Elmhurst Art Museum Biennial: Chicago Statements
DECEMBER 12, 2015 - FEBRUARY 21, 2016
Chicago artists have something to say. Taking on the role of cultural commentator, facilitator, advocate or activist, many artists in Chicago are actively engaged with their communities and the pressing and often highly-charged social issues of our day. Celebrating this artistic approach, Elmhurst Art Museum’s inaugural Biennial, Chicago Statements, provides nineteen artists with a wide-reaching public platform for their messages, their voices and their revelations that address imbalances of power, access and resources. Through drawings, sculpture, video, photography, text and documentation of public projects, the Biennial intends to raise awareness, encourage discussion and promote the power of individual and collective expression and healing.

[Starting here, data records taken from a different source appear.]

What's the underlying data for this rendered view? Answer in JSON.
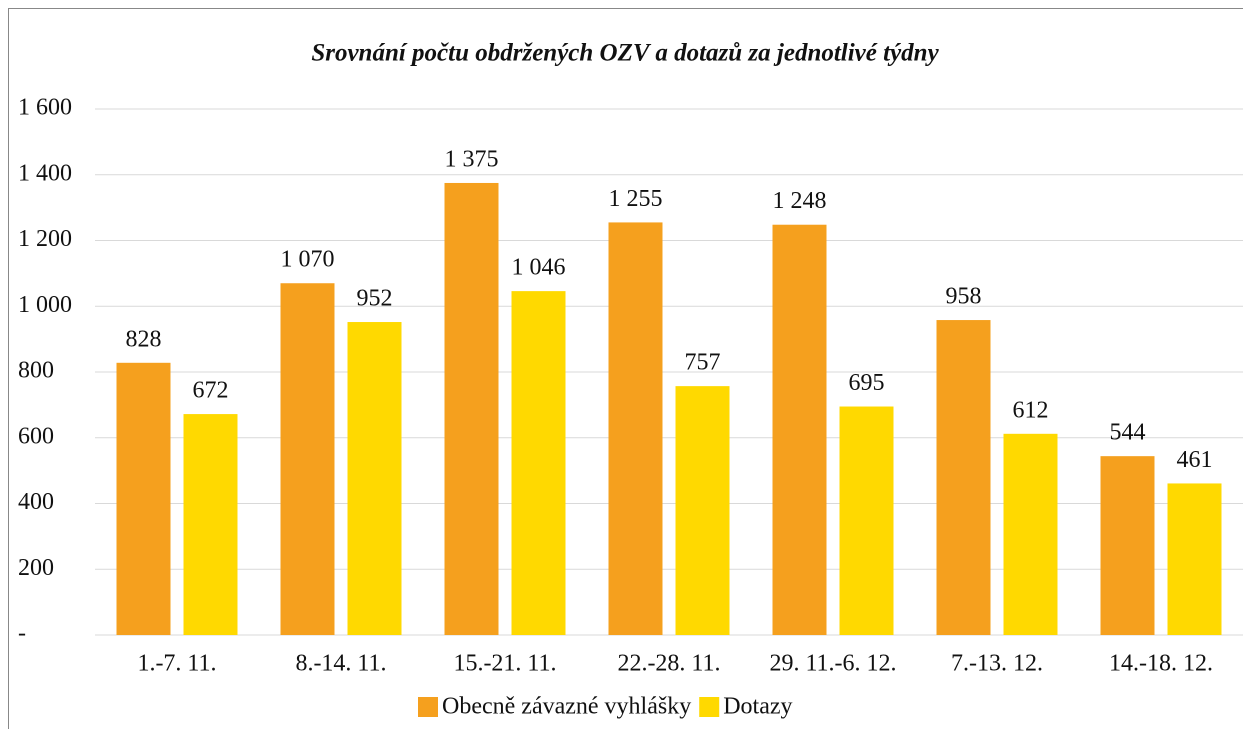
{
  "chart_data": {
    "type": "bar",
    "title": "Srovnání počtu obdržených OZV a dotazů za jednotlivé týdny",
    "categories": [
      "1.-7. 11.",
      "8.-14. 11.",
      "15.-21. 11.",
      "22.-28. 11.",
      "29. 11.-6. 12.",
      "7.-13. 12.",
      "14.-18. 12."
    ],
    "series": [
      {
        "name": "Obecně závazné vyhlášky",
        "color": "#f5a01e",
        "values": [
          828,
          1070,
          1375,
          1255,
          1248,
          958,
          544
        ],
        "value_labels": [
          "828",
          "1 070",
          "1 375",
          "1 255",
          "1 248",
          "958",
          "544"
        ]
      },
      {
        "name": "Dotazy",
        "color": "#ffd900",
        "values": [
          672,
          952,
          1046,
          757,
          695,
          612,
          461
        ],
        "value_labels": [
          "672",
          "952",
          "1 046",
          "757",
          "695",
          "612",
          "461"
        ]
      }
    ],
    "ylim": [
      0,
      1600
    ],
    "yticks": [
      {
        "value": 0,
        "label": "-"
      },
      200,
      400,
      600,
      800,
      {
        "value": 1000,
        "label": "1 000"
      },
      {
        "value": 1200,
        "label": "1 200"
      },
      {
        "value": 1400,
        "label": "1 400"
      },
      {
        "value": 1600,
        "label": "1 600"
      }
    ],
    "grid": true,
    "legend": "bottom"
  }
}
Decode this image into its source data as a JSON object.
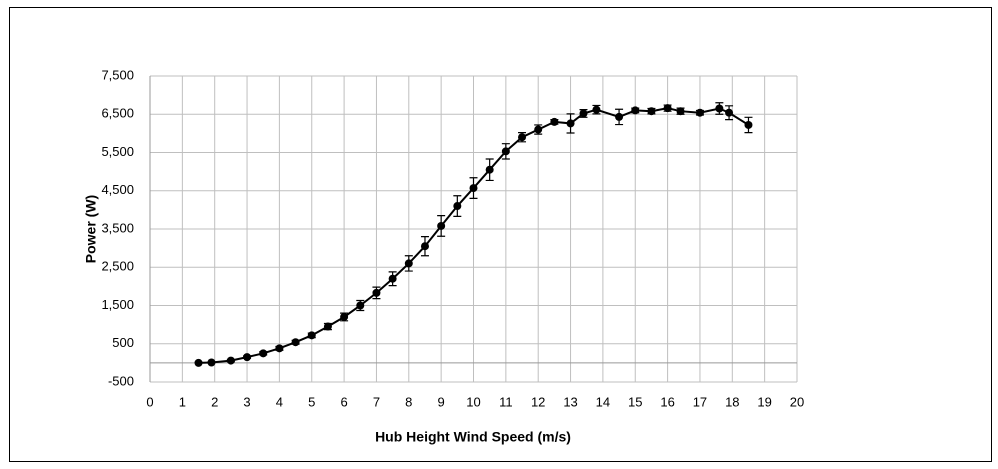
{
  "chart_data": {
    "type": "line",
    "x_label": "Hub Height Wind Speed (m/s)",
    "y_label": "Power (W)",
    "x": [
      1.5,
      1.9,
      2.5,
      3.0,
      3.5,
      4.0,
      4.5,
      5.0,
      5.5,
      6.0,
      6.5,
      7.0,
      7.5,
      8.0,
      8.5,
      9.0,
      9.5,
      10.0,
      10.5,
      11.0,
      11.5,
      12.0,
      12.5,
      13.0,
      13.4,
      13.8,
      14.5,
      15.0,
      15.5,
      16.0,
      16.4,
      17.0,
      17.6,
      17.9,
      18.5
    ],
    "series": [
      {
        "color": "#000000",
        "values": [
          0,
          10,
          60,
          150,
          250,
          380,
          540,
          720,
          950,
          1200,
          1500,
          1830,
          2200,
          2600,
          3050,
          3580,
          4100,
          4570,
          5050,
          5530,
          5900,
          6100,
          6300,
          6260,
          6520,
          6620,
          6430,
          6600,
          6580,
          6660,
          6580,
          6540,
          6650,
          6540,
          6220
        ],
        "errors": [
          0,
          0,
          30,
          30,
          40,
          50,
          50,
          60,
          80,
          100,
          130,
          150,
          180,
          200,
          250,
          270,
          270,
          270,
          280,
          200,
          120,
          120,
          60,
          250,
          100,
          110,
          200,
          60,
          70,
          80,
          80,
          60,
          150,
          180,
          200
        ]
      }
    ],
    "xlim": [
      0,
      20
    ],
    "xticks": [
      0,
      1,
      2,
      3,
      4,
      5,
      6,
      7,
      8,
      9,
      10,
      11,
      12,
      13,
      14,
      15,
      16,
      17,
      18,
      19,
      20
    ],
    "ylim": [
      -500,
      7500
    ],
    "yticks": [
      -500,
      500,
      {
        "value": 1500,
        "label": "1,500"
      },
      {
        "value": 2500,
        "label": "2,500"
      },
      {
        "value": 3500,
        "label": "3,500"
      },
      {
        "value": 4500,
        "label": "4,500"
      },
      {
        "value": 5500,
        "label": "5,500"
      },
      {
        "value": 6500,
        "label": "6,500"
      },
      {
        "value": 7500,
        "label": "7,500"
      }
    ],
    "grid": true
  }
}
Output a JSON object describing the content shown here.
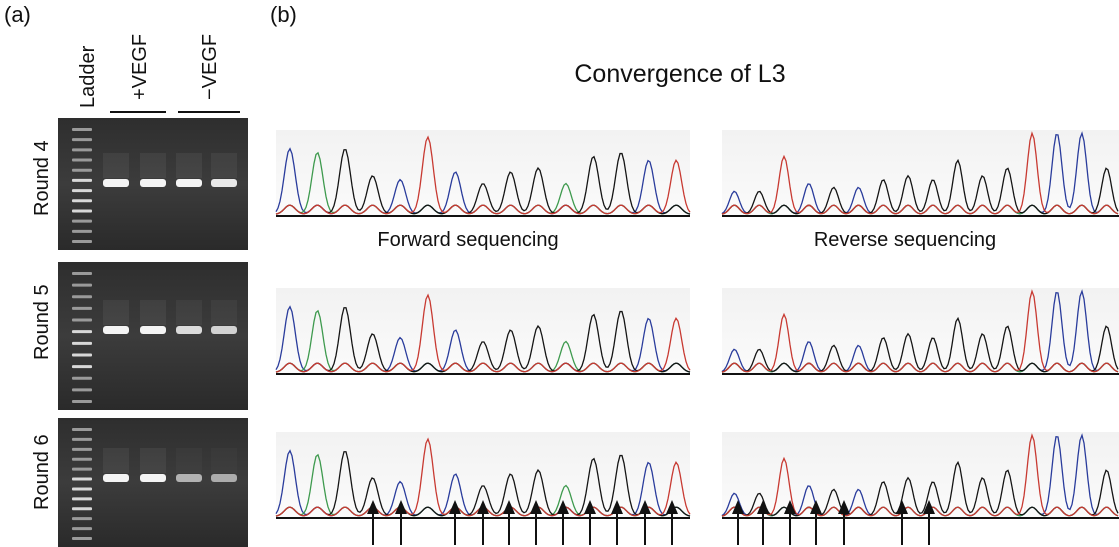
{
  "panel_labels": [
    "(a)",
    "(b)"
  ],
  "gel": {
    "lanes": {
      "ladder": "Ladder",
      "plus": "+VEGF",
      "minus": "−VEGF"
    },
    "rounds": [
      "Round 4",
      "Round 5",
      "Round 6"
    ]
  },
  "sequencing": {
    "title": "Convergence of L3",
    "forward": "Forward sequencing",
    "reverse": "Reverse sequencing"
  }
}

Participants include Lise Haller Baggesen, Tom Burtonwood and Holly Holmes, Doug Fogelson, Maria Gaspar, Matthew Hoffman, Jesse Howard, Jenny Kendler, Kirsten Leenaars, Faheem Majeed, Billy McGuinness, Christopher Meerdo, Matt Morris, Cheryl Pope, John Preus, Alison Ruttan, Aram Han Sifuentes, Edra Soto and Amanda Williams. Topics explored by these artists include feminism and motherhood, new technologies, community building, race and power, gun violence, gentrification, poverty, war, environmentalism and immigration, among others.

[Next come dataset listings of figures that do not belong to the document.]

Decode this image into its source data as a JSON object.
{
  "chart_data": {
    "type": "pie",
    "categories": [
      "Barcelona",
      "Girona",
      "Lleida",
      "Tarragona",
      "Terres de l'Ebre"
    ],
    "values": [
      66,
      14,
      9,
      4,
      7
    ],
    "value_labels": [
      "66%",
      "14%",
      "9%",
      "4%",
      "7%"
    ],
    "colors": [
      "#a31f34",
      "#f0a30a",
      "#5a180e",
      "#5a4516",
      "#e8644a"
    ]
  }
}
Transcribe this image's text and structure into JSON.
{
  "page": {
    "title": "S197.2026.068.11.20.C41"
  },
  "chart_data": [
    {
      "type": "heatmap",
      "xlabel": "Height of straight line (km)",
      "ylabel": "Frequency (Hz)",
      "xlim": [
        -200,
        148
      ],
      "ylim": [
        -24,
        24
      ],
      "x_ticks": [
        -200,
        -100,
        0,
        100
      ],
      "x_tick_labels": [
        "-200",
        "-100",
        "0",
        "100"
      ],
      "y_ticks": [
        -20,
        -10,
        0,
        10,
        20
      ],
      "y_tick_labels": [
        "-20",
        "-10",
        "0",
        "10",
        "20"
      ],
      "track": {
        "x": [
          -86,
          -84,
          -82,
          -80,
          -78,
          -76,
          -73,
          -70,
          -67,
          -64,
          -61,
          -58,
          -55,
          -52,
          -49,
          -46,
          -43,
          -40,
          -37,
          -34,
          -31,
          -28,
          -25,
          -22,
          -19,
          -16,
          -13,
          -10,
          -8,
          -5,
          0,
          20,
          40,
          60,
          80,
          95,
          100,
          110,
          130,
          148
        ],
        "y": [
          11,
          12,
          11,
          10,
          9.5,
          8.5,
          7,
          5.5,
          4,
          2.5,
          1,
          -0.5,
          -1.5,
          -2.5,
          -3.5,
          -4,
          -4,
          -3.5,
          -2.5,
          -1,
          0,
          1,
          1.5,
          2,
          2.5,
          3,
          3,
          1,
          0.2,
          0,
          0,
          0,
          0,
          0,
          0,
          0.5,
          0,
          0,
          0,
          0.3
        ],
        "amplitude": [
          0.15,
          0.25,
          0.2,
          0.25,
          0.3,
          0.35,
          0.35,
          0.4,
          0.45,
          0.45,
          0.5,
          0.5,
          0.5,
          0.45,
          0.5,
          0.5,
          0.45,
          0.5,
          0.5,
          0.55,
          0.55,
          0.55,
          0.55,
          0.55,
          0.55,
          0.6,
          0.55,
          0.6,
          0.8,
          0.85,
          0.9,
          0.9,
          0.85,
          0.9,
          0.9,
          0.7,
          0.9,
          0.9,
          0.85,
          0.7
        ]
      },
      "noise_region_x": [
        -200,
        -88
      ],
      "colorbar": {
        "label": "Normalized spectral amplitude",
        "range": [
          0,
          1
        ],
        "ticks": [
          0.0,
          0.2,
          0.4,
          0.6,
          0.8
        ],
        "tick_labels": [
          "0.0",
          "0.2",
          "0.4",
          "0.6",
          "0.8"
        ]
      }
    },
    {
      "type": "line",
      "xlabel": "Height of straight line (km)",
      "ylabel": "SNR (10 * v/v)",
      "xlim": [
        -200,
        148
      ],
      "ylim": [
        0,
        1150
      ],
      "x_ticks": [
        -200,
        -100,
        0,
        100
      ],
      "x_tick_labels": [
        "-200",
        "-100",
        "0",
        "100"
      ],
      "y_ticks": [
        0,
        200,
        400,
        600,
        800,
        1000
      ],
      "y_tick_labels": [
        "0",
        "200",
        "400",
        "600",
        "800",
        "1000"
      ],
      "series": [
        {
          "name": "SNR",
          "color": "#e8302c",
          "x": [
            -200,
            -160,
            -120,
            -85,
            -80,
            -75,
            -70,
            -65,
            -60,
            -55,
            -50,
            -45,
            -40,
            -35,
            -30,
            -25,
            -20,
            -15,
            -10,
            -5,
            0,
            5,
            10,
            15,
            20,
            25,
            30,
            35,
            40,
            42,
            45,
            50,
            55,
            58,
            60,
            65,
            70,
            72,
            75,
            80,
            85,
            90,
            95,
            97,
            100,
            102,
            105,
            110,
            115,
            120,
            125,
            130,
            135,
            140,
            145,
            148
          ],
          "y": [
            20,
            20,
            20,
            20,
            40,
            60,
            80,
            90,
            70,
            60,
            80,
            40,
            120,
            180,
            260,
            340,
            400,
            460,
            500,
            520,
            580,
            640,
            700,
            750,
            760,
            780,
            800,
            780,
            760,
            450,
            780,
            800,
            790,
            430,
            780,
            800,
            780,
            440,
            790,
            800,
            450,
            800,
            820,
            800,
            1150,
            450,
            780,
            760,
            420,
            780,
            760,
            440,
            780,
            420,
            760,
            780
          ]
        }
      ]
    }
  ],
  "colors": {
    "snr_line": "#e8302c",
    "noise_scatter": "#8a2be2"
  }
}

Elmhurst Art Museum Biennial: Chicago Statements will fill the majority of the Museum’s building and will fittingly present Lise Haller Baggesen’s interactive installation Mothernism (a play on motherhood and modernism) in one wing of the Mies van der Rohe-designed McCormick House. Including a tent, silk banners, an audio component and a disco ball, Mothernism encourages conversations about identity, inclusiveness and art-making. Another participatory work includes Tom Burtonwood and Holly Holmes’ Copy Shop, an installation highlighting 3D scanning and printing and its transformative effect on object design and production. Jesse Howard’s new charcoal and watercolor portraits of African Americans and Kirsten Leenaars’ recent video #thisistomorrow respond to the current climate of violence, disenfranchisement and abuse of power and serve as a call to action to imagine a better future.

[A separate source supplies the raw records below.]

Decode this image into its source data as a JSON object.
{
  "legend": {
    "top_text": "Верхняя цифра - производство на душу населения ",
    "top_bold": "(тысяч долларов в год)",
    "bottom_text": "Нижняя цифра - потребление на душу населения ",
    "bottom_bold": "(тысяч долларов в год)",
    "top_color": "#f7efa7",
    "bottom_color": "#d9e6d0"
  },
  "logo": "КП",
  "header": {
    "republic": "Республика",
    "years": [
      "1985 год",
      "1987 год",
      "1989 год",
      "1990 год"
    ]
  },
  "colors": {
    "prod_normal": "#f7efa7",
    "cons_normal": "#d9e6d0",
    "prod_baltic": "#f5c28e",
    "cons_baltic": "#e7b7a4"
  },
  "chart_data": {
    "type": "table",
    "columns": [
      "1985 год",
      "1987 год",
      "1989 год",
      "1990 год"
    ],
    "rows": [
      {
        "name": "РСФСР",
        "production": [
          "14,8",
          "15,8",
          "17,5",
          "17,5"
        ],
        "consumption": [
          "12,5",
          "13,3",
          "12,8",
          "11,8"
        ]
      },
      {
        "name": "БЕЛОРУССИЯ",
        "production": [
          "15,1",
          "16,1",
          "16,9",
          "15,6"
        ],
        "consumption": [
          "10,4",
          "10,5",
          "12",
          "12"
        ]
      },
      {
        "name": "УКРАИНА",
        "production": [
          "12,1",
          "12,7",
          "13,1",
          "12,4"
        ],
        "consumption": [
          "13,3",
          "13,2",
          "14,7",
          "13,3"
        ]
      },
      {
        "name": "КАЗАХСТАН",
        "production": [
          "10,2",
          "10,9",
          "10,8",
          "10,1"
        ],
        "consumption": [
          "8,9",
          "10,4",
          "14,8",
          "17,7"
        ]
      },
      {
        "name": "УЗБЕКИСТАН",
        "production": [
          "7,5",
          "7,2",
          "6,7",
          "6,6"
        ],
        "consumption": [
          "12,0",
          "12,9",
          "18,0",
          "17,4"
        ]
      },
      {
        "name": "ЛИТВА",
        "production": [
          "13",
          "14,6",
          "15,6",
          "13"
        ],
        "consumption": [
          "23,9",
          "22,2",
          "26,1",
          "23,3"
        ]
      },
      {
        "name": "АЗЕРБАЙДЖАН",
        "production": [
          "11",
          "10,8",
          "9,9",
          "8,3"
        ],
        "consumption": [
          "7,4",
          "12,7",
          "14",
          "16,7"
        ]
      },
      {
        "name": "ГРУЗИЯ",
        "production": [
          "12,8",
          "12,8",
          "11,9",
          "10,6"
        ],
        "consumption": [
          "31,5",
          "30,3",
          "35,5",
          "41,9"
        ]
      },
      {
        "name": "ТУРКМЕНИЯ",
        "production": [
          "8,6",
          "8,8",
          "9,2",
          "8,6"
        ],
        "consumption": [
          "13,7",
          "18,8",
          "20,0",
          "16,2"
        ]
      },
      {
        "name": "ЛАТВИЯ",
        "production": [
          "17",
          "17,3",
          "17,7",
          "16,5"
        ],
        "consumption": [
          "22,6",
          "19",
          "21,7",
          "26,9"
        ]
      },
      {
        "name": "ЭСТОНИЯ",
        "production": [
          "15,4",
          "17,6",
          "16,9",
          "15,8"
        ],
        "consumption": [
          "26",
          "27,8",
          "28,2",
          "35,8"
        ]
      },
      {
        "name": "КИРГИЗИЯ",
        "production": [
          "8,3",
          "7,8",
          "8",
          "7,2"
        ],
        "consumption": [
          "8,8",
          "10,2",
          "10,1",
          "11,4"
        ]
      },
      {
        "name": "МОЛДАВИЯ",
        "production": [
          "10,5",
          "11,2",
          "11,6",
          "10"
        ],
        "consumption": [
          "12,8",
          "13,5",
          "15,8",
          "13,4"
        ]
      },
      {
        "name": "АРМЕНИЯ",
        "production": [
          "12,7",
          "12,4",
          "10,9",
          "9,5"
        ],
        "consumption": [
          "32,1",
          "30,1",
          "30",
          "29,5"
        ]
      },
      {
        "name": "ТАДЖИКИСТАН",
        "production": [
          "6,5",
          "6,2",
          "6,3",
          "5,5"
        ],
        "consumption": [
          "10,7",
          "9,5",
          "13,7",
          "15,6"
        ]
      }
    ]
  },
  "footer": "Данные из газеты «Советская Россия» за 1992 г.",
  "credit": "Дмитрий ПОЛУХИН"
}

A lively roster of weekly public programs will include artist talks, performances, concerts, exhibition tours, a book discussion and unique workshops led by many of the Biennial artists, including Aram Han Sifuentes’ U.S. Citizenship Test Project, aimed at non-citizen immigrants to provide information about the process of gaining American citizenship and to sew samplers. Partnerships with schools and local institutions are also in the works. Elmhurst Art Museum Biennial: Chicago Statements is curated by EAM Chief Curator & Director of Public Programs Staci Boris.